Galaxy Formation and Evolution via Phase-temporal Clustering with FuzzyCat AstroLink

Abstract

We demonstrate how the composition of two unsupervised clustering algorithms, AstroLink and FuzzyCat, makes for a powerful tool when studying galaxy formation and evolution. AstroLink is a general-purpose astrophysical clustering algorithm built for extracting meaningful hierarchical structure from point-cloud data defined over any feature space, while FuzzyCat is a generalised soft-clustering algorithm that propagates the dynamical effects of underlying data processes into a fuzzy hierarchy of stable fuzzy clusters.
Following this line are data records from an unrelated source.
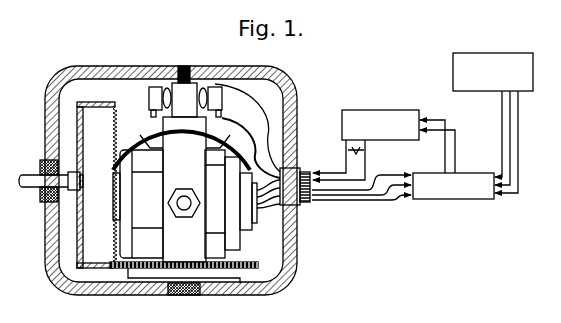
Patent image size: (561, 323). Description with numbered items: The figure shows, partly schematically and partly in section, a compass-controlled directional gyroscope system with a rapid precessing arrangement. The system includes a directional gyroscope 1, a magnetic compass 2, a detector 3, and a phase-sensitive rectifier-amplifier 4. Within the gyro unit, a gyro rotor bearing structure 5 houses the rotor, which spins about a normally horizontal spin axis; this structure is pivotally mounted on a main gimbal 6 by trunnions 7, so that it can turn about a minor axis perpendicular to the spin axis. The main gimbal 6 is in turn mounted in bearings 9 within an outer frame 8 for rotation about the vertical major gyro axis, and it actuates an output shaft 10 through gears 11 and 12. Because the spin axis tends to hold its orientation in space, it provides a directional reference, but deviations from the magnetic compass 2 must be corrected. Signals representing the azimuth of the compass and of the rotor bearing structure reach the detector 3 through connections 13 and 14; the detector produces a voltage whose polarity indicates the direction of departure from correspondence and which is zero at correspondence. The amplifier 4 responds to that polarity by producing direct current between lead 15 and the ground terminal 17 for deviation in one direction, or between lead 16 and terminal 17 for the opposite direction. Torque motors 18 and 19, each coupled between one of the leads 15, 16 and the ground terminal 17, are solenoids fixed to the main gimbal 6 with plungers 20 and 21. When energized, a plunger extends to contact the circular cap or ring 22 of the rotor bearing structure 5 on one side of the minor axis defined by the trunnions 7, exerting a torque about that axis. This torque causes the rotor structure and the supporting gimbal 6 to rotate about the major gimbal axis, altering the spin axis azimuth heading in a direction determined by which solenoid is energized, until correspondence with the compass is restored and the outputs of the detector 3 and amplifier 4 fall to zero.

The directional gyroscope 1 is at (138, 64).
The magnetic compass 2 is at (492, 53).
The detector 3 is at (470, 173).
The phase-sensitive rectifier-amplifier 4 is at (378, 110).
The gyro rotor bearing structure 5 is at (216, 247).
The main gimbal 6 is at (167, 183).
The trunnions 7 is at (184, 210).
The outer frame 8 is at (226, 66).
The bearings 9 is at (193, 68).
The output shaft 10 is at (32, 177).
The gear 11 is at (79, 245).
The gear 12 is at (118, 268).
The connection 13 is at (350, 196).
The connection 14 is at (500, 156).
The lead 15 is at (349, 150).
The lead 16 is at (368, 158).
The ground terminal 17 is at (360, 163).
The torque motor 18 is at (149, 91).
The torque motor 19 is at (222, 100).
The plunger 20 is at (151, 114).
The plunger 21 is at (221, 116).
The ring 22 is at (130, 138).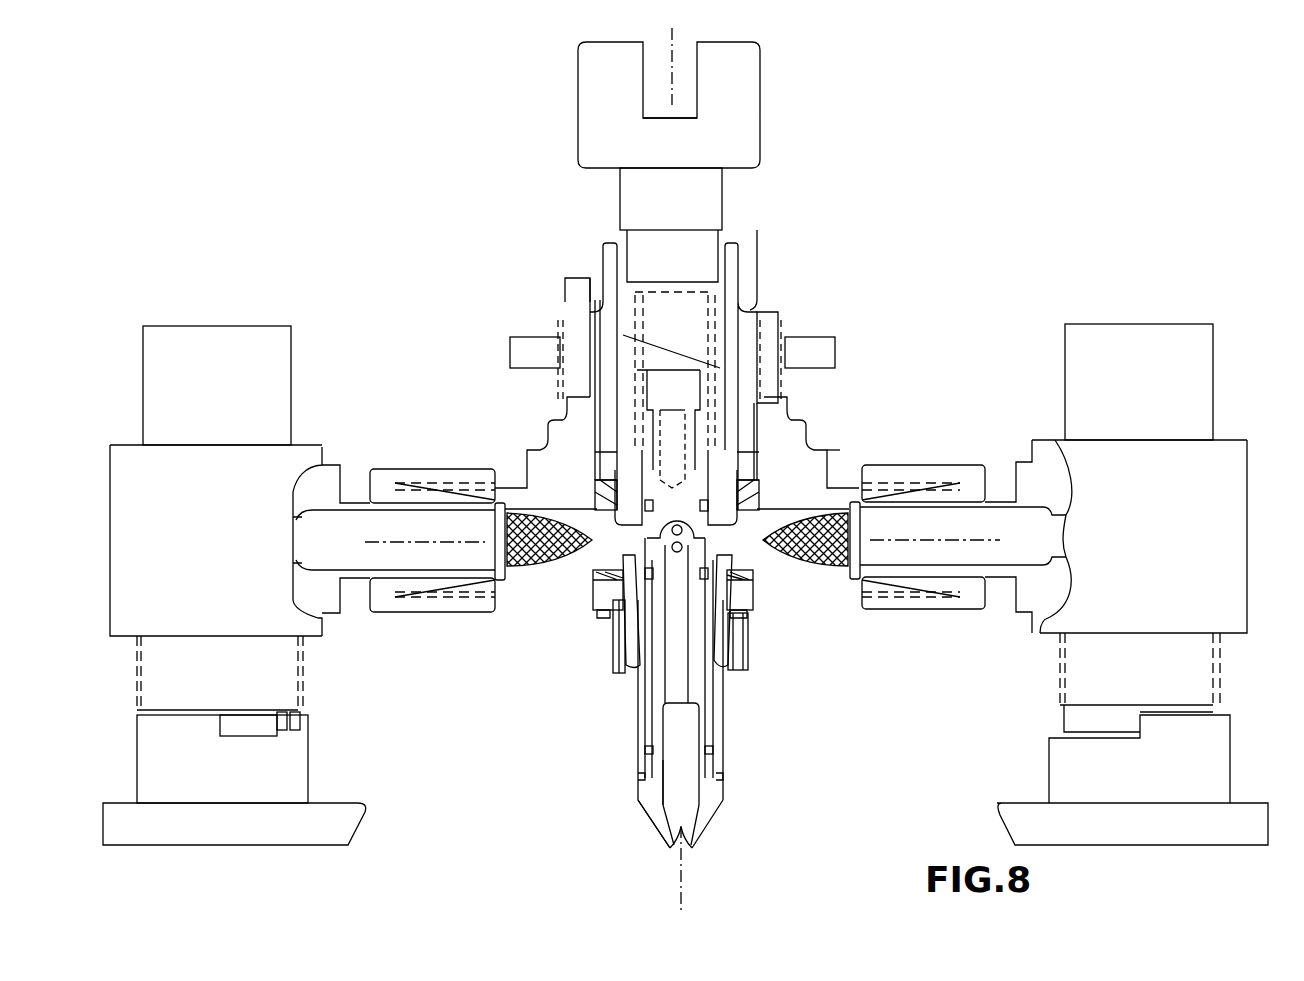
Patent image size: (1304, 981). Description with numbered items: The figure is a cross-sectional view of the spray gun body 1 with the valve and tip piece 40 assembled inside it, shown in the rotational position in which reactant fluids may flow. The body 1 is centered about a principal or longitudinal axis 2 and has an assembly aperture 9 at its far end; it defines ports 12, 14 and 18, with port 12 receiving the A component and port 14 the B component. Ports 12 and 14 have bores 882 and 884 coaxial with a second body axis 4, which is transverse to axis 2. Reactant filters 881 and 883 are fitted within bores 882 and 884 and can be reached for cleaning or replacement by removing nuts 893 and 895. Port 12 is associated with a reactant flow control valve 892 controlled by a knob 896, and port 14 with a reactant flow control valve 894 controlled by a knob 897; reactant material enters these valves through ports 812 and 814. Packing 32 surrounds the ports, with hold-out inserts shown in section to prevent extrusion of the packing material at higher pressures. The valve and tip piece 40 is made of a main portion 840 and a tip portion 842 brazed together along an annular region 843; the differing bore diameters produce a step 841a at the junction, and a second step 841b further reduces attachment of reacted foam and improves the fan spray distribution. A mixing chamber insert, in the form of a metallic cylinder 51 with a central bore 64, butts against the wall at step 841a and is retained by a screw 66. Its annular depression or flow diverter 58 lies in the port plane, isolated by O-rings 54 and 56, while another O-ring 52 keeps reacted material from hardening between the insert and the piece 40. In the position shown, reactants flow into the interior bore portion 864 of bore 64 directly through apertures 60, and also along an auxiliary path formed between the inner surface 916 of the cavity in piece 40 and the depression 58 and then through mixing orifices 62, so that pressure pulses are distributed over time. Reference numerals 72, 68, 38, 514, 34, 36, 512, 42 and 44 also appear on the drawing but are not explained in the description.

Their composition, FuzzyCat AstroLink, can therefore identify a fuzzy hierarchy of astrophysically- and statistically-significant fuzzy clusters within any point-based data set whose representation is subject to changes caused by some underlying process. Furthermore, the pipeline achieves this without relying upon strong assumptions about the data, the change process, the number/importance of specific structure types, or much user input -- thereby making itself applicable to a wide range of fields in the physical sciences. We find that for the task of structurally decomposing simulated galaxies into their constituents, our context-agnostic approach has a substantial impact on the diversity and completeness of the structures extracted as well as on their relationship within the broader galactic structural hierarchy -- revealing dwarf galaxies, infalling groups, stellar streams (and their progenitors), stellar shells, galactic bulges, and star-forming regions.